Book you've bought for the cover:
I'm obsessed with those '80s Vintage Contemporaries paperback covers and have to resist the urge to buy them blindly on eBay because, more often than not, the stories inside don't really match the tone of the cover art. More recently, I decided to give Hanya Yanagihara's A Little Life a try because I loved the cheeky, provocative way it uses Peter Hujar's "Orgasmic Man" and it seemed to complement the book's heft. My feelings about the novel that lives in between the front and back covers, well, that's more complicated.
Book you hid from your parents:
Like a lot of closeted gay boys, I mostly hid anything that had been declared "for girls," like the Baby-Sitters Club or Nancy Drew. Our town library had a very detached, all-business, older German woman as its librarian, and she thankfully never batted an eye.
Book that changed your life:
Speaking of amazing covers! It was, collectively, hands down R.L. Stine's early Fear Street novels. As an aspiring writer who was obsessed with horror movies in part because of my deep, complicated sense of queer kinship with the "final girl," I felt particularly seen by the Fear Street series. The template the books provided also felt, respectfully, like something I could realistically achieve myself--early lessons in "craft," if you will. In fact, when I had the flu one summer when I was 10 or 11, I used my dad's old grad school typewriter and wrote my own full-length Fear Street entry. It wasn't half bad.

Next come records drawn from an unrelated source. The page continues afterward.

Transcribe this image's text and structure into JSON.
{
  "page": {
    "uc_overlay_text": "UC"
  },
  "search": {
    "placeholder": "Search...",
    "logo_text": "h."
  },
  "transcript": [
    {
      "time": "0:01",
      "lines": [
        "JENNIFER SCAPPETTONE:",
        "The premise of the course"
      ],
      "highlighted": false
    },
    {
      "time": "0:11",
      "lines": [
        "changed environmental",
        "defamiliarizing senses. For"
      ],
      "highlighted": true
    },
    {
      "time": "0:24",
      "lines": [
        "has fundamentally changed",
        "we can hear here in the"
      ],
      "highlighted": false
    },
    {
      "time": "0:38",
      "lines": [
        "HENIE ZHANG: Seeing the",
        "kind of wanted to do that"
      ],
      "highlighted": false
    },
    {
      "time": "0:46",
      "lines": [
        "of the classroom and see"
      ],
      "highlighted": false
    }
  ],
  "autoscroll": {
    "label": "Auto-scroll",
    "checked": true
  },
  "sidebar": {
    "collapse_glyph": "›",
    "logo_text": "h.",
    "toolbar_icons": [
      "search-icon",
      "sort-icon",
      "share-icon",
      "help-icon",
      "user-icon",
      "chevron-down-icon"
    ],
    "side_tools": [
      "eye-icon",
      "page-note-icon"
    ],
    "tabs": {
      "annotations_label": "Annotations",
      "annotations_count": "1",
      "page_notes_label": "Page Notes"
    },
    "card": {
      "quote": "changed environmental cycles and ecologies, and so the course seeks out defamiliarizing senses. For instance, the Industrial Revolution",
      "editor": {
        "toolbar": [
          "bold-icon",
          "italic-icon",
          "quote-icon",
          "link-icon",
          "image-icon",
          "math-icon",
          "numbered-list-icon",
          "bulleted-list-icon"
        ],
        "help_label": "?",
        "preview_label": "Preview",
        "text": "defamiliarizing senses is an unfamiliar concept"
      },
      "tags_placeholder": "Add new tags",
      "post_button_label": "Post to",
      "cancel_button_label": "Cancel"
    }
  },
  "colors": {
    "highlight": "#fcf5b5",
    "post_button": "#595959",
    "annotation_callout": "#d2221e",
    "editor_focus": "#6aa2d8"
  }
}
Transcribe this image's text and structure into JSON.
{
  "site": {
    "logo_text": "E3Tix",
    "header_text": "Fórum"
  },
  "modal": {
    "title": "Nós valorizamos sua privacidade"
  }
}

Favorite line from a book:
My favorite line of prose is actually from a personal essay by Judy Ruiz called "Oranges and Sweet Sister Boy":
"My self is wet and small. But it is not dark. Sometimes, if no one touches me, I will die."
Book you most want to read again for the first time:
André Aciman's Call Me by Your Name. I didn't have any expectations or any interest, really--it was a few years before the film gave it new life--but it grabbed me in a way few novels had before or have since. I'd love to Men in Black myself, forget everything about it, and then open it again for the very first time.
Writer you'd like to switch places with:
Stephen King and I share a birthday, which was very exciting to learn when I was a kid, as I'd been devouring his novels since around the fourth grade. I thought it was fated, of course, that I'd be the second coming of King, but unfortunately, I just can't write as quickly or prolifically as he can. In the original, twisted ideas department, though, I think I could hold my own.